そもそも今の若い女性にとって、子どもこそが結婚に向かう最大のモチベーション。逆にそこをあきらめれば、50歳や60歳を過ぎてからでも結婚は遅くない。とはいえ、ギリギリまで出産はあきらめたくないのが本音だ。
それは、女性として「子どもを産みたい」との本能もあるだろうが、もうひとつ理由がある。一生ひとりでいれば、老後の面倒を見てくれる人はおらず、昨今よくいわれる「孤独死」のリスクも上がるばかり。
だからこそ、どんなかたちでも自分の味方になってくれる子どもが欲しいのだ。
旧態依然とした法制度では対応できない現状
実は今回、拙著『恋愛しない若者たち』を上梓するうえで行った定量調査でも、「産むだけ婚」を肯定的に見る女性が予想外に多いことがわかった。具体的には、「男性に子づくりだけ協力してもらう、または精子バンクを利用する『産むだけ婚』をどう思うか」と聞いた。
これに対し、「アリ。

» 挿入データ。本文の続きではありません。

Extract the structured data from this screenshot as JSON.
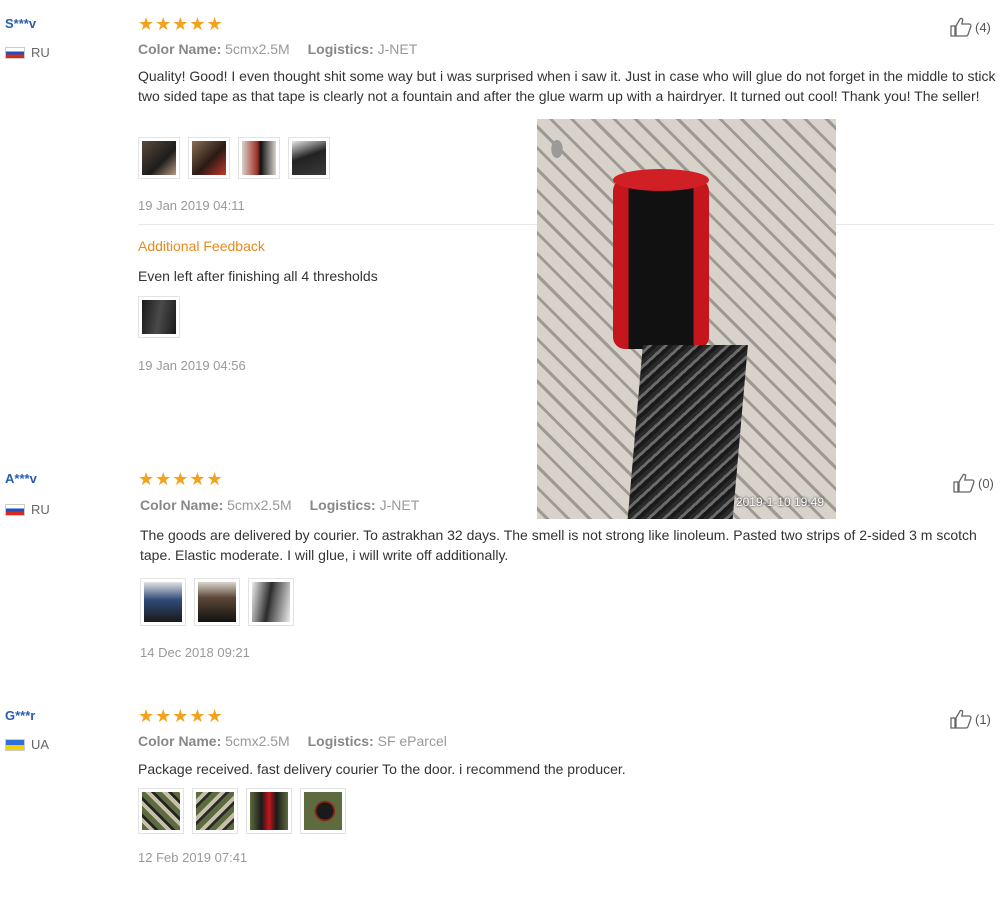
{
  "reviews": [
    {
      "user": "S***v",
      "country": "RU",
      "stars": "★★★★★",
      "color_label": "Color Name:",
      "color_value": "5cmx2.5M",
      "logistics_label": "Logistics:",
      "logistics_value": "J-NET",
      "text": "Quality! Good! I even thought shit some way but i was surprised when i saw it. Just in case who will glue do not forget in the middle to stick two sided tape as that tape is clearly not a fountain and after the glue warm up with a hairdryer. It turned out cool! Thank you! The seller!",
      "date": "19 Jan 2019 04:11",
      "likes": "(4)",
      "additional_feedback": {
        "title": "Additional Feedback",
        "text": "Even left after finishing all 4 thresholds",
        "date": "19 Jan 2019 04:56"
      }
    },
    {
      "user": "A***v",
      "country": "RU",
      "stars": "★★★★★",
      "color_label": "Color Name:",
      "color_value": "5cmx2.5M",
      "logistics_label": "Logistics:",
      "logistics_value": "J-NET",
      "text": "The goods are delivered by courier. To astrakhan 32 days. The smell is not strong like linoleum. Pasted two strips of 2-sided 3 m scotch tape. Elastic moderate. I will glue, i will write off additionally.",
      "date": "14 Dec 2018 09:21",
      "likes": "(0)"
    },
    {
      "user": "G***r",
      "country": "UA",
      "stars": "★★★★★",
      "color_label": "Color Name:",
      "color_value": "5cmx2.5M",
      "logistics_label": "Logistics:",
      "logistics_value": "SF eParcel",
      "text": "Package received. fast delivery courier To the door. i recommend the producer.",
      "date": "12 Feb 2019 07:41",
      "likes": "(1)"
    }
  ],
  "preview_photo": {
    "timestamp": "2019-1-10 19:49"
  },
  "icons": {
    "like": "thumbs-up-icon",
    "flag_ru": "flag-ru-icon",
    "flag_ua": "flag-ua-icon"
  }
}
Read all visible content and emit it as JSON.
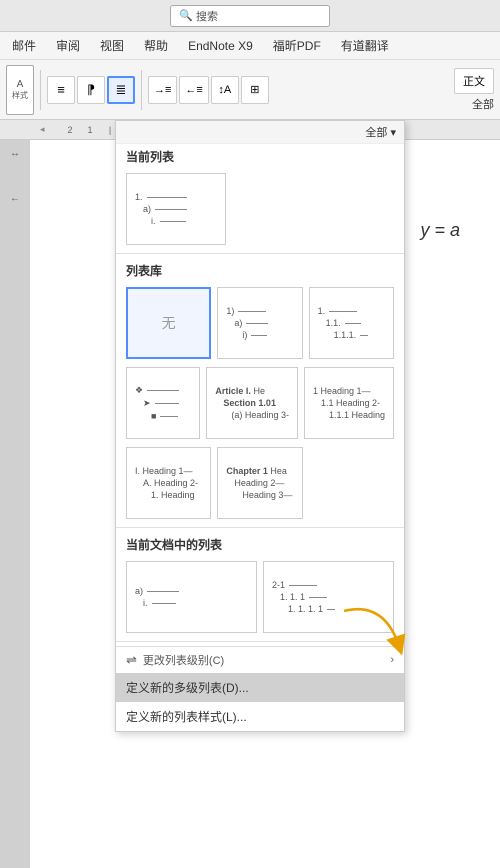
{
  "titlebar": {
    "search_placeholder": "搜索"
  },
  "menubar": {
    "items": [
      "邮件",
      "审阅",
      "视图",
      "帮助",
      "EndNote X9",
      "福昕PDF",
      "有道翻译"
    ]
  },
  "ribbon": {
    "style_label": "正文",
    "filter_label": "全部",
    "buttons": [
      "list-bullet",
      "list-number",
      "multilevel-list",
      "indent-left",
      "indent-right",
      "sort",
      "border"
    ]
  },
  "dropdown": {
    "filter": "全部 ▾",
    "sections": {
      "current_list": "当前列表",
      "list_library": "列表库",
      "doc_lists": "当前文档中的列表"
    },
    "current_list": {
      "preview_lines": [
        "1. ———",
        "a) ———",
        "i. ———"
      ]
    },
    "library": {
      "item0_label": "无",
      "item1_lines": [
        "1)",
        "a)",
        "i)"
      ],
      "item2_lines": [
        "1.",
        "1.1.",
        "1.1.1."
      ],
      "item3_lines": [
        "❖ ——",
        "➤ ——",
        "■ ——"
      ],
      "item4_lines": [
        "Article I. He",
        "Section 1.01",
        "(a) Heading 3-"
      ],
      "item5_lines": [
        "1 Heading 1—",
        "1.1 Heading 2-",
        "1.1.1 Heading"
      ],
      "item6_lines": [
        "I. Heading 1—",
        "A. Heading 2-",
        "1. Heading"
      ],
      "item7_lines": [
        "Chapter 1 Hea",
        "Heading 2—",
        "Heading 3—"
      ]
    },
    "doc_lists": {
      "item0_lines": [
        "a) ———",
        "i. ———"
      ],
      "item1_lines": [
        "2-1 ———",
        "1. 1. 1 ———",
        "1. 1. 1. 1 —"
      ]
    },
    "actions": {
      "change_level": "更改列表级别(C)",
      "define_multilevel": "定义新的多级列表(D)...",
      "define_style": "定义新的列表样式(L)..."
    }
  },
  "doc": {
    "math_formula": "y = a"
  },
  "icons": {
    "search": "🔍",
    "list_bullet": "≡",
    "list_num": "⁋",
    "multilevel": "≣",
    "indent_left": "←",
    "indent_right": "→",
    "sort": "↕",
    "border": "⊞",
    "change_level": "⇌",
    "chevron_right": "›",
    "arrow": "→"
  }
}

実践してみたい」とまで言い切った独身女性はわずか5%だが、「自分は実践しないが、アリだと思う」なども含む肯定派は、なんと約5割に上ったのだ。
肯定派の中には、「旧態依然とした日本の制度や概念」に疑問を抱く女性たちも大勢いる。
冒頭で紹介したキョウコもそのひとりだ。彼氏に「子づくりだけ協力して」と持ちかけた彼女だが、本音は「結婚して相手の籍に入るのがイヤだったから」だと言う。自分の母親が、ずっと嫁姑問題で苦労したのを見て育ったからだ。
もし夫婦別姓が堂々と認められるなら、彼と子どもを育てながら、友達のような関係を続けたかもしれない。しかし日本では、まだ夫婦別姓は法的に認められていない。注目の夫婦別姓を求める訴訟も、結局は今月16日の判決で退けられた。今後も苗字が異なるカップルは、法的には「夫婦」と認められない。
また、老舗和菓子店を継いだフタバは、夫をバカにしているようにも見えるが、「もし『家系』とか『跡取り』という概念がなければ、店を継がずに彼と2人で自由に暮らしたかもしれない」と時々考えるそうだ。